AAAS Science Journalism Awards
An award-winning journalist and author, Andrew Revkin has spent 20 years covering subjects ranging from murder in the Amazon to the terror and anthrax attacks, from the plight of the working poor in America to the political clash over global warming.
Since 1995, he has been a reporter for The New York Times, mainly covering environmental issues. He was also part of the Times’ Pulitzer-winning “Nation Challenged” team and a contributor to the best-selling book drawn from the coverage. His 50-odd features related to 9/11 included a vivid report on the impact of drought on the Afghan conflict; an exclusive look at secret efforts to develop ground-penetrating precision weapons; accounts of how anthrax spores sifted through the postal network; and a portrait of West Point cadets, three days after the attacks, suddenly jettisoning a curriculum based on old notions of warfare.
Before joining the paper, Revkin spent five years writing books. His first, The Burning Season (Houghton Mifflin, 1990), chronicles the life of Chico Mendes, the slain leader of the movement to save the Amazon rain forest. The Burning Season won the Sidney Hillman Foundation Book Prize and a Robert F. Kennedy Book Award, was published in nine languages, and was a New York Times Notable Book of the Year. The Burning Season was the basis for the HBO film of the same name, starring Raul Julia and directed by John Frankenheimer. The film won two Golden Globes and two Emmys.
Revkin also wrote Global Warming: Understanding the Forecast (Abbeville, 1992). Al Gore lauded Global Warming, saying, “Andy Revkin masterfully presents the problem and powerfully calls each of us to action.” The book was the companion volume to the first museum exhibition on climate change, created by the American Museum of Natural History.

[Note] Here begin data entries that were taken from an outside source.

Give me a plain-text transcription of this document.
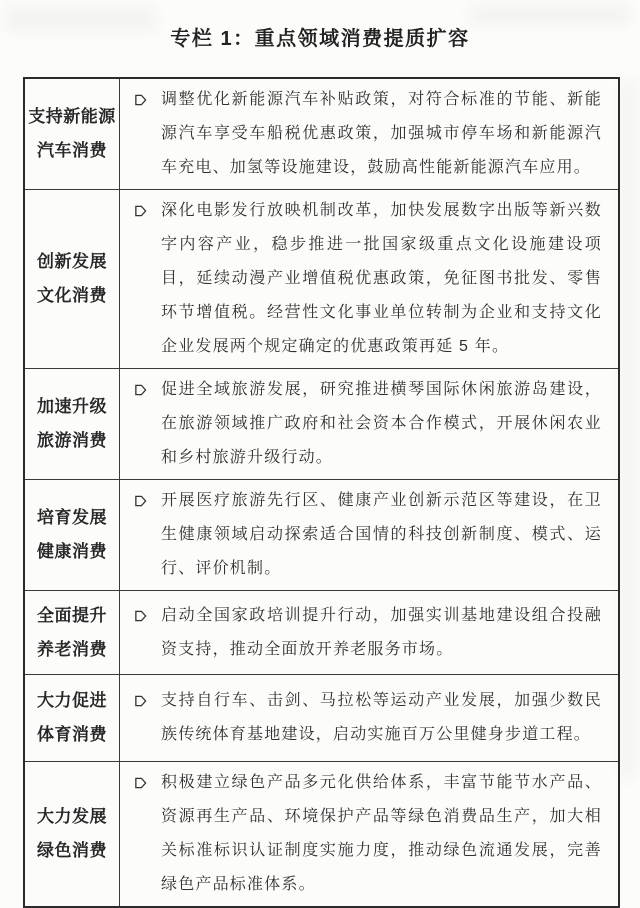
专栏 1：重点领域消费提质扩容
支持新能源
汽车消费

调整优化新能源汽车补贴政策，对符合标准的节能、新能源汽车享受车船税优惠政策，加强城市停车场和新能源汽车充电、加氢等设施建设，鼓励高性能新能源汽车应用。

创新发展
文化消费

深化电影发行放映机制改革，加快发展数字出版等新兴数字内容产业，稳步推进一批国家级重点文化设施建设项目，延续动漫产业增值税优惠政策，免征图书批发、零售环节增值税。经营性文化事业单位转制为企业和支持文化企业发展两个规定确定的优惠政策再延 5 年。

加速升级
旅游消费

促进全域旅游发展，研究推进横琴国际休闲旅游岛建设，在旅游领域推广政府和社会资本合作模式，开展休闲农业和乡村旅游升级行动。

培育发展
健康消费

开展医疗旅游先行区、健康产业创新示范区等建设，在卫生健康领域启动探索适合国情的科技创新制度、模式、运行、评价机制。

全面提升
养老消费

启动全国家政培训提升行动，加强实训基地建设组合投融资支持，推动全面放开养老服务市场。

大力促进
体育消费

支持自行车、击剑、马拉松等运动产业发展，加强少数民族传统体育基地建设，启动实施百万公里健身步道工程。

大力发展
绿色消费

积极建立绿色产品多元化供给体系，丰富节能节水产品、资源再生产品、环境保护产品等绿色消费品生产，加大相关标准标识认证制度实施力度，推动绿色流通发展，完善绿色产品标准体系。
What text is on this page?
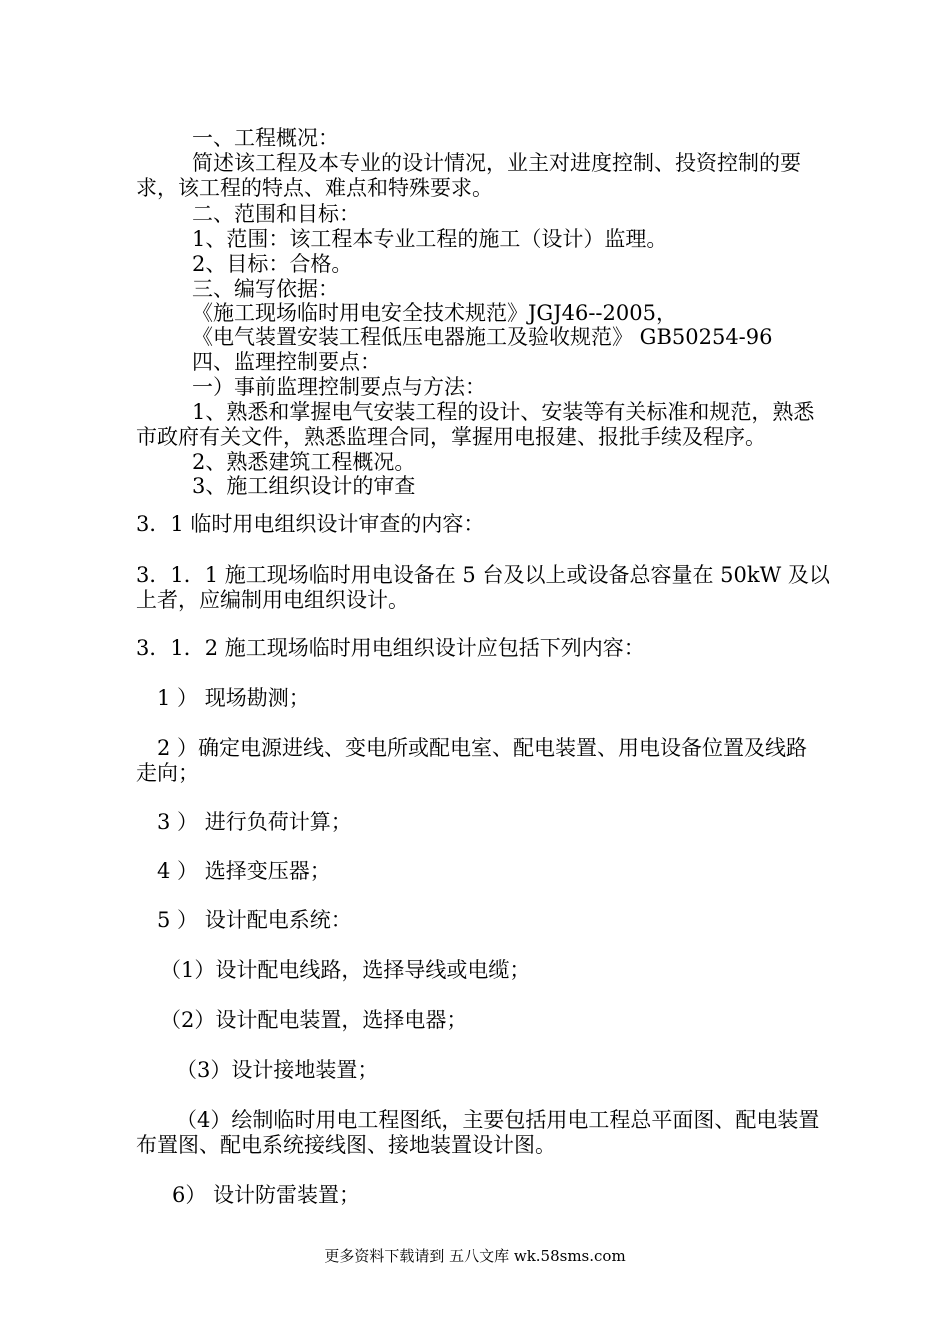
一、工程概况：
简述该工程及本专业的设计情况，业主对进度控制、投资控制的要
求，该工程的特点、难点和特殊要求。
二、范围和目标：
1、范围：该工程本专业工程的施工（设计）监理。
2、目标：合格。
三、编写依据：
《施工现场临时用电安全技术规范》JGJ46--2005，
《电气装置安装工程低压电器施工及验收规范》 GB50254-96
四、监理控制要点：
一）事前监理控制要点与方法：
1、熟悉和掌握电气安装工程的设计、安装等有关标准和规范，熟悉
市政府有关文件，熟悉监理合同，掌握用电报建、报批手续及程序。
2、熟悉建筑工程概况。
3、施工组织设计的审查
3．1 临时用电组织设计审查的内容：
3．1．1 施工现场临时用电设备在 5 台及以上或设备总容量在 50kW 及以
上者，应编制用电组织设计。
3．1．2 施工现场临时用电组织设计应包括下列内容：
1 ） 现场勘测；
2 ）确定电源进线、变电所或配电室、配电装置、用电设备位置及线路
走向；
3 ） 进行负荷计算；
4 ） 选择变压器；
5 ） 设计配电系统：
（1）设计配电线路，选择导线或电缆；
（2）设计配电装置，选择电器；
（3）设计接地装置；
（4）绘制临时用电工程图纸，主要包括用电工程总平面图、配电装置
布置图、配电系统接线图、接地装置设计图。
6） 设计防雷装置；
更多资料下载请到 五八文库 wk.58sms.com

Revkin has been a senior editor of Discover, a staff writer at the Los Angeles Times, and a senior writer at Science Digest. He has also written for The New Yorker, Audubon, Conde Nast Traveler, and other magazines. His opinion pieces have appeared in the Los Angeles Times, Christian Science Monitor, Newsday, and the Brazilian paper O Globo.
His articles have won many journalism awards, including the American Association for the Advancement of Science Journalism Award and an Investigative Reporters & Editors Award. He has lectured frequently on writing and the environment at colleges across the country from the University of Utah to Yale, and has discussed environmental issues on the Today Show, Good Morning America, NPR, and CNN.
Revkin occasionally writes about pop music, and a 1997 Times profile of a heavy-metal singer was the basis for Rock Star, a September 2001 release starring Mark Wahlberg and Jennifer Aniston.
He has a biology degree from Brown University and a master’s in journalism from Columbia. He lives in the Hudson River Valley with his wife and two sons. Revkin is also a songwriter and guitarist, occasionally accompanying Pete Seeger at regional festivals.